Tokens: Implement name rules #31

Hywan · 2016-07-13T22:08:53Z

Address #10.
Must be merged after #24.

Specification

https://github.com/php/php-langspec/blob/master/spec/19-grammar.md#names

Progression

It replaces the `Identifier` enumerator.

The `name` rule is mostly a renaming from `identifier`; it removes the `Identifier` computation and returns a simple `&[u8]`.

Hywan · 2016-07-13T22:13:59Z

#24 has been merged, so I have rebased the commits on master.

First, UTF-8 validation is not required. Second, the parser works with `&[u8]` so it eases the comparison with existing tokens.

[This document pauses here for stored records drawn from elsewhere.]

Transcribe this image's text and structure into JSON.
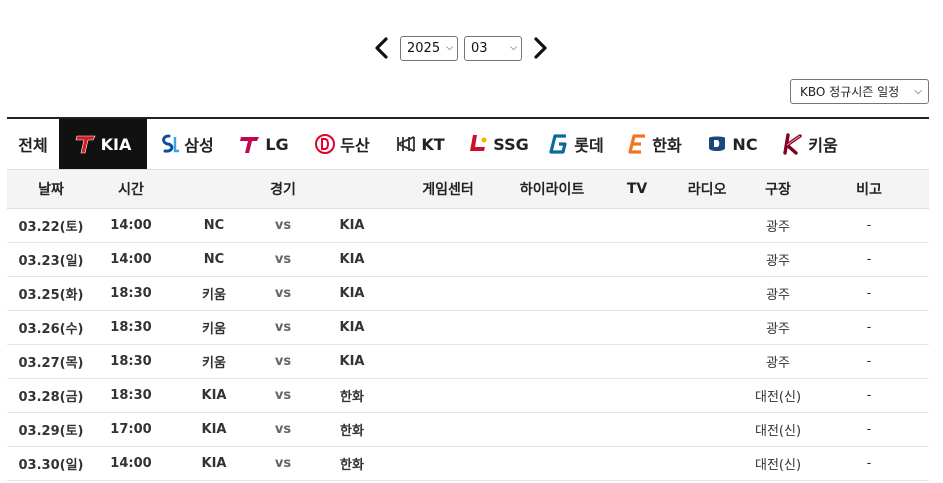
{
  "date_nav": {
    "year": "2025",
    "month": "03",
    "prev_icon": "chevron-left-icon",
    "next_icon": "chevron-right-icon"
  },
  "season_select": {
    "value": "KBO 정규시즌 일정"
  },
  "teams": {
    "all": "전체",
    "items": [
      {
        "name": "KIA",
        "color": "#d71920",
        "mono": "T"
      },
      {
        "name": "삼성",
        "color": "#0a4fa0",
        "mono": "SL"
      },
      {
        "name": "LG",
        "color": "#c30452",
        "mono": "T"
      },
      {
        "name": "두산",
        "color": "#e4002b",
        "mono": "D"
      },
      {
        "name": "KT",
        "color": "#333333",
        "mono": "K"
      },
      {
        "name": "SSG",
        "color": "#ce0e2d",
        "mono": "L"
      },
      {
        "name": "롯데",
        "color": "#0a6a9e",
        "mono": "G"
      },
      {
        "name": "한화",
        "color": "#f37321",
        "mono": "E"
      },
      {
        "name": "NC",
        "color": "#1d467f",
        "mono": "D"
      },
      {
        "name": "키움",
        "color": "#820024",
        "mono": "K"
      }
    ],
    "active_index": 0
  },
  "table": {
    "headers": [
      "날짜",
      "시간",
      "경기",
      "게임센터",
      "하이라이트",
      "TV",
      "라디오",
      "구장",
      "비고"
    ],
    "rows": [
      {
        "date": "03.22(토)",
        "time": "14:00",
        "away": "NC",
        "vs": "vs",
        "home": "KIA",
        "venue": "광주",
        "note": "-"
      },
      {
        "date": "03.23(일)",
        "time": "14:00",
        "away": "NC",
        "vs": "vs",
        "home": "KIA",
        "venue": "광주",
        "note": "-"
      },
      {
        "date": "03.25(화)",
        "time": "18:30",
        "away": "키움",
        "vs": "vs",
        "home": "KIA",
        "venue": "광주",
        "note": "-"
      },
      {
        "date": "03.26(수)",
        "time": "18:30",
        "away": "키움",
        "vs": "vs",
        "home": "KIA",
        "venue": "광주",
        "note": "-"
      },
      {
        "date": "03.27(목)",
        "time": "18:30",
        "away": "키움",
        "vs": "vs",
        "home": "KIA",
        "venue": "광주",
        "note": "-"
      },
      {
        "date": "03.28(금)",
        "time": "18:30",
        "away": "KIA",
        "vs": "vs",
        "home": "한화",
        "venue": "대전(신)",
        "note": "-"
      },
      {
        "date": "03.29(토)",
        "time": "17:00",
        "away": "KIA",
        "vs": "vs",
        "home": "한화",
        "venue": "대전(신)",
        "note": "-"
      },
      {
        "date": "03.30(일)",
        "time": "14:00",
        "away": "KIA",
        "vs": "vs",
        "home": "한화",
        "venue": "대전(신)",
        "note": "-"
      }
    ]
  }
}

These new variants (`Unqualified`, `Qualified`, `RelativeQualified`, and `FullyQualified`) better reflects the actual semantics of the code.

This new rule replaces the `namespace` rule.

`and_not!(I -> IResult<I, O>, I -> IResult<I, P>) => I -> IResult<I, 0>` returns the result of the first parser if the second fails. Both parsers run on the same input. This is handy when the first parser accepts general values and the second parser denies a particular subset of values.

The following input is valid: `namespace\Foo\Bar`, while this one is not: `Foo\namespace\Bar`. `namespace` is a valid name but the `qualified_name` rule must be stricter.

Hywan · 2016-07-15T09:27:02Z

@jubianchi: Ready for a review!

Hywan · 2016-07-15T09:27:41Z

source/ast.rs

+    Qualified(Vec<&'a [u8]>),
+    /// A relative qualified name, i.e. a name in a relative namespace
+    /// restricted to the current namespace, like `namespace\Foo\Bar`.
+    RelativeQualified(Vec<&'a [u8]>),


I am not very confident with this name. I wonder if RestrictedQualified would not be better.
cc @nikic

Comment has been closed by Github. I am reopening it.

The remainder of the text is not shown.